Os japoneses, depois de dependerem em grande parte da base da Marinha americana em Okinawa como apoio às suas próprias patrulhas limitadas na área, planejam construir uma nova base do Exército em 2016 em uma pequena ilha habitada perto das ilhas em disputa, conhecida como Senkaku no Japão e Diaoyu na China.
Enquanto isso, os japoneses estão planejando enviar mais caças F-15, aviões de radar e um novo porta-helicópteros para Okinawa e, pela primeira vez, estão considerado comprar aviões não tripulados desarmados dos EUA para patrulhar a área, parte de uma mudança de estratégia militar de três anos para se concentrar em suas ilhas do sul e na China. Isso faz parte de uma mudança fundamental na mentalidade nacional para se tornar um país mais disposto e mais capaz de se defender do que em qualquer outro momento desde a Segunda Guerra Mundial, em parte por causa de dúvidas com o próprio compromisso dos EUA com a região.
Quando o vice-presidente Joe Biden partiu no domingo (1º) em viagem para as capitais de todos os três principais concorrentes da região --Tóquio, Seul e Pequim--, a mensagem pública do governo era que todos os lados precisavam esfriar a cabeça e evitar que o nacionalismo piorasse uma situação tensa.

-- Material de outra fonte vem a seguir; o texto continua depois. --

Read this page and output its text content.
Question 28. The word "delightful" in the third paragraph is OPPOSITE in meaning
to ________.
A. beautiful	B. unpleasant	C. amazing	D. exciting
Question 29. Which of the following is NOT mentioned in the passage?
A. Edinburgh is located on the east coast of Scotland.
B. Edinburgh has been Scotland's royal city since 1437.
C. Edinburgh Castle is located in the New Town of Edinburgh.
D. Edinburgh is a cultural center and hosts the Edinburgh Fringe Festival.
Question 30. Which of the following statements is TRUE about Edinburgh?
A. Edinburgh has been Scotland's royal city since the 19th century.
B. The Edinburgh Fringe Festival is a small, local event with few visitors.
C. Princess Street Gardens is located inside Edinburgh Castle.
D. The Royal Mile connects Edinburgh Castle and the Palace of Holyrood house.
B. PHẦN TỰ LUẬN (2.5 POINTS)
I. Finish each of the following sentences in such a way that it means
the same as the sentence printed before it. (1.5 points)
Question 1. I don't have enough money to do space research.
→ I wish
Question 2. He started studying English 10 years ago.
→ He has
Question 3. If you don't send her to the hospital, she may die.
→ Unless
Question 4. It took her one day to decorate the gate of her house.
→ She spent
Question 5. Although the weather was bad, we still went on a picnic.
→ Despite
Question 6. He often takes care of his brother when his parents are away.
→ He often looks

Biden vai se deparar com países que estão reexaminando a forma de interação das autoridades civis e militares: ao longo das últimas semanas, por razões muito distintas, o Japão e a China aprovaram a criação de um conselho de segurança nacional. Para o Japão, é um esforço para fortalecer o primeiro-ministro em tempos de crise, um conceito a que o corpo político japonês resistiu por muito tempo, como consequência da Segunda Guerra Mundial.
Para a China, parece ser um esforço do presidente Xi Jinping de exercer um grau de controle sobre todas as fontes de poder nacional nunca totalmente dominadas por seu antecessor, Hu Jintao. Curiosamente, quando a China enviou seu porta-aviões para outro ponto de conflito potencial, o Mar do Sul da China, o navio evitou as ilhas em disputa, o que talvez seja um sinal de que os chineses percebem que exageraram.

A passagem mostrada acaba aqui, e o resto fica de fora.